Welch has come to realize that he possesses many of the skills needed for the NHL.

“It’s great when you see guys that you’ve skated with like Dom Moore ’03 playing up in the Show and doing well,” he said. “In a way I’m real close, but in another way I’m so far.”

A part of that distance from the NHL is personally enforced; fantasies about skating in the same sweater as the Lemieuxs and the Jagrs of the world are a diversion best reserved for the summer, otherwise it would be too distracting.

“The prospect of playing in the pros does have an effect on you,” Welch admitted. “I made a promise to myself not to think about it because that leads to you putting yourself before the team.

Learning From Experience

Putting himself before the team is certainly not something Welch wants to do. He mentioned his benching preemptively, listing it along with the Beanpot and Cornell as one of the things that have humbled him.

And perhaps it’s a good thing that occasionally—maybe once a season—Welch is humbled on the ice. It would be far too easy to get a swelled head as a result of all the adjectives and exclamations that are generally directed his way, however justified they are.

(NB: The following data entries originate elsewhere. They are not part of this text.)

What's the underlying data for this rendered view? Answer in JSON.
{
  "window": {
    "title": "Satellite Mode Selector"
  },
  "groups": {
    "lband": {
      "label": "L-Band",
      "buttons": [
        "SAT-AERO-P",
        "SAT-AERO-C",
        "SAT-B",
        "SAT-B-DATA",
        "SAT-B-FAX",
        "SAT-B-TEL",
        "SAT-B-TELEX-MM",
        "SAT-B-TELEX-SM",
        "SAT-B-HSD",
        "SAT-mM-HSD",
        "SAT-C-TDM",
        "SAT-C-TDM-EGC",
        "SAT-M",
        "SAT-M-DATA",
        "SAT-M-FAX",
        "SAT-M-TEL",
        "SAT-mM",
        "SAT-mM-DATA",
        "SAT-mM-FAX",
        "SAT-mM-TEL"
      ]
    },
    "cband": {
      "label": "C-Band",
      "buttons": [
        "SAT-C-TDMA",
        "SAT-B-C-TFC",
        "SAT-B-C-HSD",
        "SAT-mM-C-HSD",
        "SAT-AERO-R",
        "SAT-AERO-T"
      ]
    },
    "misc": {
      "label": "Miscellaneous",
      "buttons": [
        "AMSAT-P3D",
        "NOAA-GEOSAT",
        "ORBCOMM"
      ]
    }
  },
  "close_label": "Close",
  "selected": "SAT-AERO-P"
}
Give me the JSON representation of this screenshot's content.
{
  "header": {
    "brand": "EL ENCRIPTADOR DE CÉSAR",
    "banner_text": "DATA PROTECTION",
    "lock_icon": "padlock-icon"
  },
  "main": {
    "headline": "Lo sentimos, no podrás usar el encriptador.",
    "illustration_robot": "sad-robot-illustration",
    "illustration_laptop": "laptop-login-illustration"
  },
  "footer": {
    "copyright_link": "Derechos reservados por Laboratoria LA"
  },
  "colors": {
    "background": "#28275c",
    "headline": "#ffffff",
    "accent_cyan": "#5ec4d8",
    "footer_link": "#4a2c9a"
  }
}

“He is a premier defenseman at the Division I level, and an offensive catalyst for our team,” Mazzoleni said. “He’s going to be someone who can dominate at both ends of the rink. He hasn’t touched all of his abilities yet. He’s a difference maker.”

Welch has made his mistakes—but more importantly, he’s turned them into a learning experience. And Harvard hockey is better for it.

“If there’s 60 teams in college hockey, there’s 59 other ones that’d love to have Noah Welch on their team,” Mazzoleni said. “We’re very fortunate to have him here.”